Posted: 7/6/2012 4:34:15 PM
I don't have a weight-maintenance plan or method that I follow...except what works for me. I eat immediately in the morning (a large bowl of oatmeal with raisins and pecans). Then I have snack mix and a piece of fruit (or two) before lunch. Smallish lunch, then snacks again by 2 and more before 4. Smallish supper and snacks again after that.

I've been within five pounds of the same weight for 22 years (except for pregnancies when I ate 2000 calories before lunch to prevent vomiting). I eat more than my husband and probably more than my kids....somewhere in the 2200 calorie range. I think this works for me because I'm very active and because I never let myself get hungry.

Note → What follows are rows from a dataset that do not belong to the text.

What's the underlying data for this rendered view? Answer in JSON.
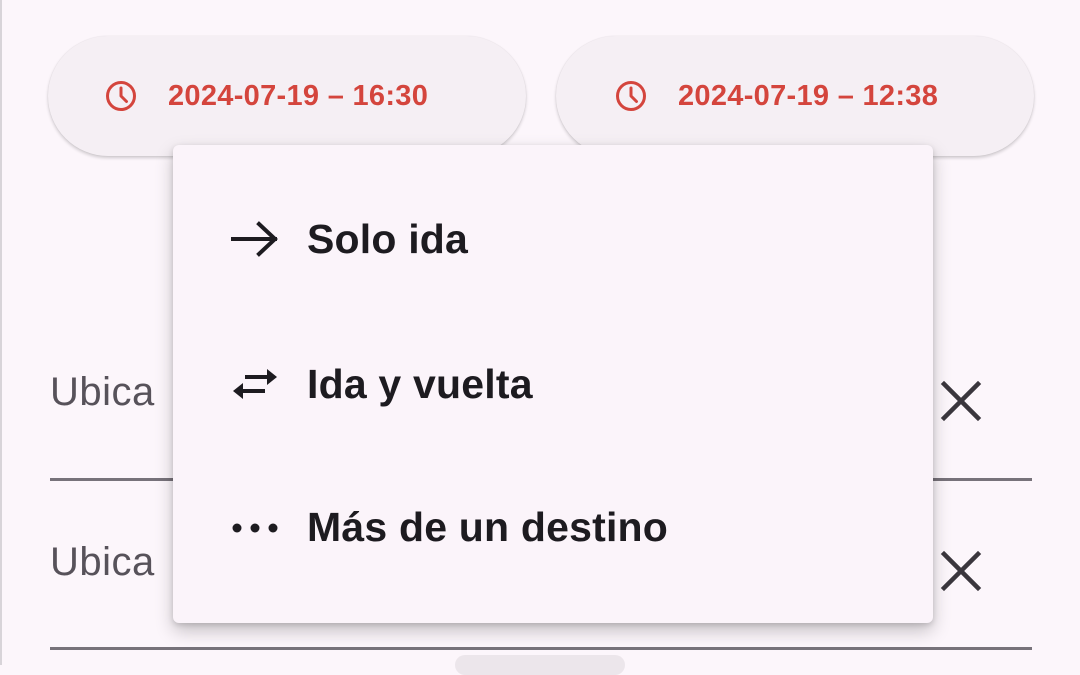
{
  "date_chips": [
    {
      "icon": "clock-icon",
      "label": "2024-07-19 – 16:30"
    },
    {
      "icon": "clock-icon",
      "label": "2024-07-19 – 12:38"
    }
  ],
  "fields": [
    {
      "value": "Ubica",
      "clear_icon": "close-icon"
    },
    {
      "value": "Ubica",
      "clear_icon": "close-icon"
    }
  ],
  "trip_menu": {
    "items": [
      {
        "icon": "arrow-right-icon",
        "label": "Solo ida"
      },
      {
        "icon": "swap-horizontal-icon",
        "label": "Ida y vuelta"
      },
      {
        "icon": "more-horizontal-icon",
        "label": "Más de un destino"
      }
    ]
  },
  "colors": {
    "accent": "#d4453d",
    "background": "#fcf6fb",
    "menu_background": "#fbf4fa",
    "text_primary": "#1d1b20",
    "text_secondary": "#57525a"
  }
}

If I want to lose weight, I cut back to the 1800 calorie range and can usually lose a pound a week on that. I never have more than two or three to lose at a time, though, because I'm pretty careful about what I eat. I don't splurge on big meals at restaurants (I take at least half of my meal home and get another meal or two out of it). I don't over eat on sweets or pizza or any other of the big calorie items, either. I am less active in the winter, though, and that's when I have to be more careful.

I think that limiting calories to 1000-1200 a day shuts down your metabolism. Hunger = conserve metabolic energy/prevent starvation. I think it makes sense to keep your metabolism high and cut back a little at a time when needed.